Os fatores de risco ambientais também estão relacionados a épocas. Liberina da Silva, 81, veio do interior para morar no bairro de Ouro Preto, em Olinda, na RMR, há cerca de 70 anos. Desde que chegou, ainda criança, lavava roupas em um rio, sem nenhuma tipo de proteção contra o sol. Caminhava pelas ruas acompanhada da sombra da trouxa que equilibrava na cabeça. “O sinal apareceu e eu passei a mexer, a arrancar. Uma hora estava muito grande e um filho meu me falou para procurar um médico porque aquilo poderia ser câncer. Foi mesmo. Mas após uma cirurgia que durou menos de duas horas, consegui resolver”, comemorou.
A sorte de Liberina não foi a mesma de Nivaldo Reis, 63, que também viveu numa época em que trabalhar diretamente sob o sol sem proteção era comum em todas as cidades pernambucanas. “Sou militar reformado e, nos anos 1980, trabalhava como soldador. Nas obras, pelo interior, como em Salgueiro, por exemplo, todos trabalhavam como eu, com o rosto sob o sol, sem se preocupar. Há dois anos percebi o problema e, já fiz 17 cirurgias. É muito provável que eu perca o olho direito em função do avanço da doença”, lamentou. “Estou vivendo à base de calmantes”. Diversos locais no rosto, pescoço e na parte superior do peito de Nivaldo foram atingidos.

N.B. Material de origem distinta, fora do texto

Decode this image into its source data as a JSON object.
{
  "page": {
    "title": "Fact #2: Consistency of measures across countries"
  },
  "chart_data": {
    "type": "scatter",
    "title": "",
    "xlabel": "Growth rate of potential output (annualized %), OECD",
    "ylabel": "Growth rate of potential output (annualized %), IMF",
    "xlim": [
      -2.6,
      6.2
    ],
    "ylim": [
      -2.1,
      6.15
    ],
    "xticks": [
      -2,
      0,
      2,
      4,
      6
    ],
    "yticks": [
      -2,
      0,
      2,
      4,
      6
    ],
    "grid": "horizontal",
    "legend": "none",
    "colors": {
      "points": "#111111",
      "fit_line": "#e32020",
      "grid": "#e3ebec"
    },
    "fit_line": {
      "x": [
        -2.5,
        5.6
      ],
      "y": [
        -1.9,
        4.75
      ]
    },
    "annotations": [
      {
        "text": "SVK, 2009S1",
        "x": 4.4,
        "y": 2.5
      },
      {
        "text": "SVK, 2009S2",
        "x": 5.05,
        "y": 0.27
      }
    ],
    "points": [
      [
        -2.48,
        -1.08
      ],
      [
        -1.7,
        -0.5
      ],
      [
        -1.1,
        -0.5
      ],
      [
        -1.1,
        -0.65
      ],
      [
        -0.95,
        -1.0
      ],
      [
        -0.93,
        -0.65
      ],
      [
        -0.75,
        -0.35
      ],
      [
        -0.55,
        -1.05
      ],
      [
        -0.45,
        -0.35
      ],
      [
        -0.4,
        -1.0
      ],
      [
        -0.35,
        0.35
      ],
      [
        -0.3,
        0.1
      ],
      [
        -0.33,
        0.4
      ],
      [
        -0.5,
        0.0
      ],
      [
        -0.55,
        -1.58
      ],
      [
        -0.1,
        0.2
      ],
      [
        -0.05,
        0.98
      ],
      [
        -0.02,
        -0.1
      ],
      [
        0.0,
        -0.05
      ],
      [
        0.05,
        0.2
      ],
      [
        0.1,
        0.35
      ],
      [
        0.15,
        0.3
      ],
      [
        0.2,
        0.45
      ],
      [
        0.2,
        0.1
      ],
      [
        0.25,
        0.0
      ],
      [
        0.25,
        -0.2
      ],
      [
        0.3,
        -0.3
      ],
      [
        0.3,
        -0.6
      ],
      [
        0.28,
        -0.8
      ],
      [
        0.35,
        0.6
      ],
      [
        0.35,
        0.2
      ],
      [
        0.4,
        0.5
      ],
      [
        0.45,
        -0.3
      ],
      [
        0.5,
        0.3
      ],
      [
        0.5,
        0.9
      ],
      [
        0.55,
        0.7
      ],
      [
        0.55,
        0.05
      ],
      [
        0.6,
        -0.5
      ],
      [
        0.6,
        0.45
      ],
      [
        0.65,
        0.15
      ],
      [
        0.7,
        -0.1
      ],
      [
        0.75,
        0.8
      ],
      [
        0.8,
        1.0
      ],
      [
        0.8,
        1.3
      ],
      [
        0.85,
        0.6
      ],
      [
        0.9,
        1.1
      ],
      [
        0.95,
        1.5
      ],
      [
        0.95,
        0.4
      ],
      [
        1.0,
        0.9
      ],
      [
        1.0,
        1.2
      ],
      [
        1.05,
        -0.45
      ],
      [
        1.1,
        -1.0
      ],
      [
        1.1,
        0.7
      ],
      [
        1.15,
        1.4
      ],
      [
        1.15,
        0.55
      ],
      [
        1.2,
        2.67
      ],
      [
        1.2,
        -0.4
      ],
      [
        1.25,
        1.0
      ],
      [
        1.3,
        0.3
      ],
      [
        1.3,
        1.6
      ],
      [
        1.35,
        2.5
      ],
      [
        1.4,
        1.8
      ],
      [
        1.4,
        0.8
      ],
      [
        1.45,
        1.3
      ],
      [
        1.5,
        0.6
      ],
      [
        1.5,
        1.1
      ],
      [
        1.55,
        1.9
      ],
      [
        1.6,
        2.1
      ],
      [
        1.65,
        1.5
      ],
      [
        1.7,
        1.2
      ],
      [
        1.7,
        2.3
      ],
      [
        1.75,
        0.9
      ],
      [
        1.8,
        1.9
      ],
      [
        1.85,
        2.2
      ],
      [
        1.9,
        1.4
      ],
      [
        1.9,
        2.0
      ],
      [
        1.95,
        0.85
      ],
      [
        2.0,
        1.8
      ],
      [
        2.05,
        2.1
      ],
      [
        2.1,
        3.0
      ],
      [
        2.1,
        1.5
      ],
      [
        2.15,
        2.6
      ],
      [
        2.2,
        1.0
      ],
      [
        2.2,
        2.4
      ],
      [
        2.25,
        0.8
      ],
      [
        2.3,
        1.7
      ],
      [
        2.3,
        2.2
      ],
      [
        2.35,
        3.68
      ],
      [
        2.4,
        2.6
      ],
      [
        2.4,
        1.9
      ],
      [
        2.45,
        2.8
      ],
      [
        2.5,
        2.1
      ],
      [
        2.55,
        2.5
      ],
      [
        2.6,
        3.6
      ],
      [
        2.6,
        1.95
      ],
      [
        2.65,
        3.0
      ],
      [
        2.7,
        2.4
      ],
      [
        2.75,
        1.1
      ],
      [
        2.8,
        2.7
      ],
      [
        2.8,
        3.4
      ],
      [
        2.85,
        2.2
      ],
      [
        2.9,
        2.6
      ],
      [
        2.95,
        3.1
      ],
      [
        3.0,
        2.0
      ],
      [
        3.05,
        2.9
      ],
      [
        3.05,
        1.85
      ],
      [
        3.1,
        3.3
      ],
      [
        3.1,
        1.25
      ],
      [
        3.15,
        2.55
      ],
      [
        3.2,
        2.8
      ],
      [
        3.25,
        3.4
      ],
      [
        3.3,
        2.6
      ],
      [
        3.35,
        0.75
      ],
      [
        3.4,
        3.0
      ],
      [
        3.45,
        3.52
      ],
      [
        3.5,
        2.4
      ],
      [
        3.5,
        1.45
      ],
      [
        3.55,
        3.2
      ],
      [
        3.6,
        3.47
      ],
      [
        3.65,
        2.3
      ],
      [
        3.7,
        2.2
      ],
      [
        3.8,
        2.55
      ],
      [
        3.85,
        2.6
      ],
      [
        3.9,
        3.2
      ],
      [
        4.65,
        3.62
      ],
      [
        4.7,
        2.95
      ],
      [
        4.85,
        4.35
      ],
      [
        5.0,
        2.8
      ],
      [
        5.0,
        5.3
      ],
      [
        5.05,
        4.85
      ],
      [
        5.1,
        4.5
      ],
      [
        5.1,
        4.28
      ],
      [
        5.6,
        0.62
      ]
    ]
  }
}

Muito além de sinais na pele
Além do sol, o câncer de pele na Zona Rural está ligado à manipulação de agrotóxicos. “Após 25 anos de dermatologia continuo ouvindo que os pacientes borrifam esses químicos indiscriminadamente, sem equipamentos de proteção individual. Não vejo avanço nisso”, comentou a dermatologista do Hospital do Câncer de Pernambuco, Mecciene Mendes Rodrigues. “Eles começam muito cedo. Numa vida de 70, 80 anos, estão desde os 8 anos em contato com os produtos”.
Outro câncer comum na Zona Rural, especialmente no Norte e no Nordeste, é o câncer de pênis. “Ele está ligado à higiene e, muitas vezes, os trabalhadores de áreas muito isoladas não cuidam desse aspecto como deveriam. Já na Cidade Grande, o câncer de pulmão é muito associado à poluição. Não apenas ao fumo, como se pensa”, explicou o médico oncologista Otavio Clark, doutor em ciências médicas pela Unicamp. Em Pernambuco, cânceres de mama nas mulheres e próstata nos homens são os mais comuns.
“A relação do câncer com a presença do HPV é extrema no Nordeste brasileiro. É mais um traço que mostra como o câncer é mais ligado a fatores ambientais que genéticos. Só cerca de 7% da população tem síndrome genética que possa levar à doença”, contou o diretor do Centro Oncológico Antônio Ermírio de Moraes da Beneficência Portuguesa de São Paulo, Antônio Buzaid.
Com vasta experiência na área, tendo ensinado em instituições como a universidade de Yale e do Anderson Cancer Center, ambos nos Estados Unidos, Buzaid é dos médicos que, pessoalmente, acreditam na influência do estresse na presença da doença. “Em ratos, podemos visualmente perceber os tumores aumentando quando o colocamos sobre tensão. É provável que ele aja de maneira semelhante conosco. Mas, para além do estresse. Mas há diversos fatores de risco para se observar, em especial, a alimentação”.
Segundo Buzaid, 33% dos cânceres mundiais são decorrentes do fumo e da gordura saturada. Especialmente, os de pulmão, esôfago, bexiga, cabeça e pescoço. “Linguiça, salsicha, presunto, bacon e peito de peru são alimentos que, com certeza, são cancerígenos”, alertou. “O refrigerante é um dos piores, porque o câncer é ávido por açúcar“.